GADFA: Generator-Assisted Decision-Focused Approach for Opinion Expressing Timing Identification
Chung-Chi Chen, Hiroya Takamura, Ichiro Kobayashi, Yusuke Miyao, Hsin-Hsi Chen
TL;DR
The paper addresses identifying when professionals should express opinions in response to news by formalizing the task of news-triggered opinion expressing timing and introducing the Generator-Assisted Decision-Focused Approach (GADFA). GADFA couples two generators (opinion and risk reminder) with a decision model that uses generated content and the original news to predict whether to release a report, trained on a large Chinese stock–news–report dataset collected from 2014–2020. The authors demonstrate that augmenting the decision model with generated opinions and risk reminders improves timing identification performance, with Mengzi T5 often yielding the strongest results, especially when using more recent news ($T=5$). This work advances AI-assisted professional decision-making in finance and offers a foundation for extending the approach to other domains, while acknowledging limitations such as language scope and the absence of human evaluation for the generated content.
Abstract
The advancement of text generation models has granted us the capability to produce coherent and convincing text on demand.

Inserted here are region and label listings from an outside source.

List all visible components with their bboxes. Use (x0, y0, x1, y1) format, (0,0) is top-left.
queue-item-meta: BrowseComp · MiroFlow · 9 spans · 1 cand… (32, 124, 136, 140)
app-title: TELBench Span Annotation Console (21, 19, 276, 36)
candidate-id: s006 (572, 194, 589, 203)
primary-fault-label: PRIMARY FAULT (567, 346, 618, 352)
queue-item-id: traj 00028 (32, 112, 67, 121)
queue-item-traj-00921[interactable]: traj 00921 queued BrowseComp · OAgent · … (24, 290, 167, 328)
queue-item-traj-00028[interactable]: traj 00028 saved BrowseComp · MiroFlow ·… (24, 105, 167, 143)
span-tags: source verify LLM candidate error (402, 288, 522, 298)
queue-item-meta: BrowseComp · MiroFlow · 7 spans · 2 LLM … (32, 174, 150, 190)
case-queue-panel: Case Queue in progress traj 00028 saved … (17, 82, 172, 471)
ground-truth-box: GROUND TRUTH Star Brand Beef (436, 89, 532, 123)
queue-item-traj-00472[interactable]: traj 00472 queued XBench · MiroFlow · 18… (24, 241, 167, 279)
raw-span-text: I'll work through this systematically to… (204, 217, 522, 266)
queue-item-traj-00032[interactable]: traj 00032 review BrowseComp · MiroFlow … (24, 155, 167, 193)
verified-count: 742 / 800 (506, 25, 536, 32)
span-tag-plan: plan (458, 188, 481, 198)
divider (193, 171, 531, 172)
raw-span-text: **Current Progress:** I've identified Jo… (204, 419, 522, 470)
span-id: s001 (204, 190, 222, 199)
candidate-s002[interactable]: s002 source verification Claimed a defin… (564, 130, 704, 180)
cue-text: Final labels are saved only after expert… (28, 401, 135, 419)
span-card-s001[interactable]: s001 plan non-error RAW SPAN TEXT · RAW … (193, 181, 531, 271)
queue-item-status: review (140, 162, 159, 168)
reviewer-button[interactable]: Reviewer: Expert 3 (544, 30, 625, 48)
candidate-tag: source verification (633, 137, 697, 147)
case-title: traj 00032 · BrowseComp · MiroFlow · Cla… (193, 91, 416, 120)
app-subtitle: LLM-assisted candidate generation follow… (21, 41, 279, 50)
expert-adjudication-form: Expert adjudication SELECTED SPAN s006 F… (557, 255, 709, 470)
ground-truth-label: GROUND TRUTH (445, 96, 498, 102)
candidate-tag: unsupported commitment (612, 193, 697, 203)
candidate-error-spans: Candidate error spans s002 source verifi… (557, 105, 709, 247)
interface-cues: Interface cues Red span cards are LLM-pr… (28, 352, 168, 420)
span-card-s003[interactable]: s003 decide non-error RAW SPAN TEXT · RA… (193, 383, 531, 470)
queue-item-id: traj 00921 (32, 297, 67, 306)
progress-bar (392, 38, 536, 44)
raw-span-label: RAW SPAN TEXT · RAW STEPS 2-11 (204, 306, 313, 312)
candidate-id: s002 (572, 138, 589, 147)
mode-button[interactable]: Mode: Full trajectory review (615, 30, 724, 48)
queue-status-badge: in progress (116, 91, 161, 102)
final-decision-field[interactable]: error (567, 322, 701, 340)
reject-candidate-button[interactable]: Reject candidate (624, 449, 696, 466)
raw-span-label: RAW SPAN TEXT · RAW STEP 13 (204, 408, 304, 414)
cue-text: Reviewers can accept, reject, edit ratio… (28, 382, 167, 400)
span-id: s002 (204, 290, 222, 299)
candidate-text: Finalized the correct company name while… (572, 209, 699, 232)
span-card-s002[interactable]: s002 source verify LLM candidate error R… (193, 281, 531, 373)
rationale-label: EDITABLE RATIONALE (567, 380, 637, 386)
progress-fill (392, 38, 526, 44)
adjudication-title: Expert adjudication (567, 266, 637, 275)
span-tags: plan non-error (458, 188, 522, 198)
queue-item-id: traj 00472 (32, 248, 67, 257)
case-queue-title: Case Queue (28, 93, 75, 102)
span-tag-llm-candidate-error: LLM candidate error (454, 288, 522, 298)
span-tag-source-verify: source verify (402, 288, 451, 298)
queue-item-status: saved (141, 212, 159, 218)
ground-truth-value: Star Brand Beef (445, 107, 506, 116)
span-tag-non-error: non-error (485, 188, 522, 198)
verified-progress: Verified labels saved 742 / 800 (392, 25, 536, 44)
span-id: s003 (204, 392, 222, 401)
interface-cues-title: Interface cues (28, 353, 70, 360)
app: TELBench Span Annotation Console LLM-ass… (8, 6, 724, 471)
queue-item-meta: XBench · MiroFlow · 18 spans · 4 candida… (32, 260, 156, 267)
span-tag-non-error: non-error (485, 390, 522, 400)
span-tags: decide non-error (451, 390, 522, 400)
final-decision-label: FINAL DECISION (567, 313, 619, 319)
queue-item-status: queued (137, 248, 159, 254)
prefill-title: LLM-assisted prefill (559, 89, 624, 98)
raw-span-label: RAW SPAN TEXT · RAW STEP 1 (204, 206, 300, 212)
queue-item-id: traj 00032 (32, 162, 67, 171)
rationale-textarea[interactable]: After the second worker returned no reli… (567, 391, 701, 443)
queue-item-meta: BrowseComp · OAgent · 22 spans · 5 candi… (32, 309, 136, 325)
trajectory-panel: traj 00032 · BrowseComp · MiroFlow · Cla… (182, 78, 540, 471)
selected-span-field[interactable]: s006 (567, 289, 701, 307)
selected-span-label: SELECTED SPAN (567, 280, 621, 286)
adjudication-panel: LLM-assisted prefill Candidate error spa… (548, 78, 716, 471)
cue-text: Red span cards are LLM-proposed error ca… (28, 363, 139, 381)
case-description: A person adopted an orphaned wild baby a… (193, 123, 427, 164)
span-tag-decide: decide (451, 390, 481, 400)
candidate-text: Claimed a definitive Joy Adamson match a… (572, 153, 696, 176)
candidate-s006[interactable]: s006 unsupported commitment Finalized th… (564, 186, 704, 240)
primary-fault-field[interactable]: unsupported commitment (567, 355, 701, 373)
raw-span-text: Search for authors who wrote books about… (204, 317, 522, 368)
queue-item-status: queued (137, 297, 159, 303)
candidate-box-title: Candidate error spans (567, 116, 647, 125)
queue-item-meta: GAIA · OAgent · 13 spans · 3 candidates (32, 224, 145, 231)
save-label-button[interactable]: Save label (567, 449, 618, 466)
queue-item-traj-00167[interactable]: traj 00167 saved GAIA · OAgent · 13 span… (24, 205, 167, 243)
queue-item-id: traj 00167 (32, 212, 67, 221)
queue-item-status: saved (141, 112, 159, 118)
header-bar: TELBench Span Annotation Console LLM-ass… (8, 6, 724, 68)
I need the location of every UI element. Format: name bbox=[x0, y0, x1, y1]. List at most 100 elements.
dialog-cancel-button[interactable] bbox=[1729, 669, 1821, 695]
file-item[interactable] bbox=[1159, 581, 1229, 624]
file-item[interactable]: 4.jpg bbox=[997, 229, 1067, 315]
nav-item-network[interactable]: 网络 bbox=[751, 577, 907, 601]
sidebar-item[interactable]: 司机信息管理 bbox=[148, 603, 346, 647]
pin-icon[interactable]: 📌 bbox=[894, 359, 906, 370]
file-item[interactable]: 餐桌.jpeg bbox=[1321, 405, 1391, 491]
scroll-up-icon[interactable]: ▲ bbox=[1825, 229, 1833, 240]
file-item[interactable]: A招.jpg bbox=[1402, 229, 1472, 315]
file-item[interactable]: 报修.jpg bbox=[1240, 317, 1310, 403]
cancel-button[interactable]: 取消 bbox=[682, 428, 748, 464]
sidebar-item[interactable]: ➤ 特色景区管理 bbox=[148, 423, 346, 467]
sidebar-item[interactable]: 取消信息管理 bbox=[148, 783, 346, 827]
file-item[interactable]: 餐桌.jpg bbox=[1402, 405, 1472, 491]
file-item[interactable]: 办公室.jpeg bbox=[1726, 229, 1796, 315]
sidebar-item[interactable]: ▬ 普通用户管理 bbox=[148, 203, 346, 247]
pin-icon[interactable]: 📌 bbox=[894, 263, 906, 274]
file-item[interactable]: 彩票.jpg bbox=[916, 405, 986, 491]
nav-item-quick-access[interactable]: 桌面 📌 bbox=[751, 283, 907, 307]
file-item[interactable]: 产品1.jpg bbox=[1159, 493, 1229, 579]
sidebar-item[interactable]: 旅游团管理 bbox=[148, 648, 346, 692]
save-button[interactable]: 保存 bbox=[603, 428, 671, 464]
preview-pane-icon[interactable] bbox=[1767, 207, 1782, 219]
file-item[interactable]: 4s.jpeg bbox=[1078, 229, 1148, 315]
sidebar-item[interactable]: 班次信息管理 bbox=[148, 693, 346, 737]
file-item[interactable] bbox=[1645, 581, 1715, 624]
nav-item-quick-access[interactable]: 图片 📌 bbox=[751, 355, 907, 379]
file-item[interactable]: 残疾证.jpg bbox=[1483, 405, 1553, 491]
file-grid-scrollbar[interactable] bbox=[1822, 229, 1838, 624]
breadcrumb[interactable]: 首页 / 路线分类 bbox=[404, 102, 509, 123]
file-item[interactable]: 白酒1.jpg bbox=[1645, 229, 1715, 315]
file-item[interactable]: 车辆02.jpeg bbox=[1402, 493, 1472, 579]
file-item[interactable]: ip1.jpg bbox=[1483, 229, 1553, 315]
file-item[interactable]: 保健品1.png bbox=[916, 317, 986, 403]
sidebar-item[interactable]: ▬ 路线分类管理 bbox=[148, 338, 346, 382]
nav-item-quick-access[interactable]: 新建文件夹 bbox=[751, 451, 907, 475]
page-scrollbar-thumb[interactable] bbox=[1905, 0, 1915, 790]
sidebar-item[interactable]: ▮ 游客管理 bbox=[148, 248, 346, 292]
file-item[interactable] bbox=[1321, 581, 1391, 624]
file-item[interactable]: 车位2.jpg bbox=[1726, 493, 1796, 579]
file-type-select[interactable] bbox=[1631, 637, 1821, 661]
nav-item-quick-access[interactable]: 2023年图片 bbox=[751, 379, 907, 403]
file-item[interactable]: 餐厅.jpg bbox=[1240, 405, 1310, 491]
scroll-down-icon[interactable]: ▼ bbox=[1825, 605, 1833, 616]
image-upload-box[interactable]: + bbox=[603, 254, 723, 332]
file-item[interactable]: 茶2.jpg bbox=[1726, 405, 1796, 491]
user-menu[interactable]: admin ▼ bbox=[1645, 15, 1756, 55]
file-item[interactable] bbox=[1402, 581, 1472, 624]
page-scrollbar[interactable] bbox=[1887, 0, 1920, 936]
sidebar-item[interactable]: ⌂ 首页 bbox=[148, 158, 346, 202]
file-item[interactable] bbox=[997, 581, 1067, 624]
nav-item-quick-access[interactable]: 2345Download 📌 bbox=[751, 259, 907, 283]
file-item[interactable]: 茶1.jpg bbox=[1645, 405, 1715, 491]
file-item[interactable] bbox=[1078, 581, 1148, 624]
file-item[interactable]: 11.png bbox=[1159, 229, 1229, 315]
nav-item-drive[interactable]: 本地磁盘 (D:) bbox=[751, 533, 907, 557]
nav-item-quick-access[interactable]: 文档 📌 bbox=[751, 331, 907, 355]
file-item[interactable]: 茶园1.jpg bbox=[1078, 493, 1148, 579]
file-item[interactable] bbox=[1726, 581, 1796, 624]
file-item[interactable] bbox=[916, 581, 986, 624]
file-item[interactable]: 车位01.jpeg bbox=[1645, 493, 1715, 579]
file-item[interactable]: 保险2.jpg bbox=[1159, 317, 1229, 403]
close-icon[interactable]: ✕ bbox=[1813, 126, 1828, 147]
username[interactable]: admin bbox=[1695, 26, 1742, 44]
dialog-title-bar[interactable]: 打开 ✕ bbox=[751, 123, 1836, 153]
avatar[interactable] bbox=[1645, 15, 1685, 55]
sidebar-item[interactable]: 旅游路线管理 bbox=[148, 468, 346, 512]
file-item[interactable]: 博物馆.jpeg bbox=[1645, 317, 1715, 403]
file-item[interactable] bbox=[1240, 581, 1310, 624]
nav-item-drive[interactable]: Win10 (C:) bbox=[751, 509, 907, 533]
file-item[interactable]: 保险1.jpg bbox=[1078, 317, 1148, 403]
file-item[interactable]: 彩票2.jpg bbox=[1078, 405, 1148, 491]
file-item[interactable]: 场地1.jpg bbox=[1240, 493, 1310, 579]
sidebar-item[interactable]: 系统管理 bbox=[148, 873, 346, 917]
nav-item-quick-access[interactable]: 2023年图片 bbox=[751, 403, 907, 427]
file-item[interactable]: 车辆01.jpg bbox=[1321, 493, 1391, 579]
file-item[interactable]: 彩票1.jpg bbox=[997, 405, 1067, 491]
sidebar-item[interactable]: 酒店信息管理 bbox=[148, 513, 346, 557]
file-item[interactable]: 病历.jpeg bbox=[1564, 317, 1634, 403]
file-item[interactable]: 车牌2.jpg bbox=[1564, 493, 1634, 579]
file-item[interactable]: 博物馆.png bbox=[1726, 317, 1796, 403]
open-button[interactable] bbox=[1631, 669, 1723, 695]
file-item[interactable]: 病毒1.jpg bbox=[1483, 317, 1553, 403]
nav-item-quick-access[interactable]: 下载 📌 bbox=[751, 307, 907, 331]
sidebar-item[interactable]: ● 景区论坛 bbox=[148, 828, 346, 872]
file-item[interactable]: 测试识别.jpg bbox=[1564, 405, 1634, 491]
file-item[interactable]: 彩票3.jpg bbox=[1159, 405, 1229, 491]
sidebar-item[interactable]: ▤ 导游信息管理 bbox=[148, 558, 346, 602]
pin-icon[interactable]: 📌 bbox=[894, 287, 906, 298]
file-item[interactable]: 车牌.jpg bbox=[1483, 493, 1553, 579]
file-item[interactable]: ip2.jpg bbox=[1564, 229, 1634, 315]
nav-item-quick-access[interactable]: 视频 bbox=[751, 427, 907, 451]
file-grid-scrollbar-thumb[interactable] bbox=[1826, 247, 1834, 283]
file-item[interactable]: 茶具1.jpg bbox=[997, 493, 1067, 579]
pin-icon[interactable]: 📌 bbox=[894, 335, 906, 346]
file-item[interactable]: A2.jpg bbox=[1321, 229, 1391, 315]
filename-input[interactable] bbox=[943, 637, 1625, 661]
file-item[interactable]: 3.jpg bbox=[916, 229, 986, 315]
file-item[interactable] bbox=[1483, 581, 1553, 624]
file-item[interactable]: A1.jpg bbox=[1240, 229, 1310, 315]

Yet, in real-life circumstances, individuals do not continuously generate text or voice their opinions. For instance, consumers pen product reviews after weighing the merits and demerits of a product, and professional analysts issue reports following significant news releases. In essence, opinion expression is typically prompted by particular reasons or signals. Despite long-standing developments in opinion mining, the appropriate timing for expressing an opinion remains largely unexplored. To address this deficit, our study introduces an innovative task - the identification of news-triggered opinion expressing timing. We ground this task in the actions of professional stock analysts and develop a novel dataset for investigation. Our approach is decision-focused, leveraging text generation models to steer the classification model, thus enhancing overall performance. Our experimental findings demonstrate that the text generated by our model contributes fresh insights from various angles, effectively aiding in identifying the optimal timing for opinion expression.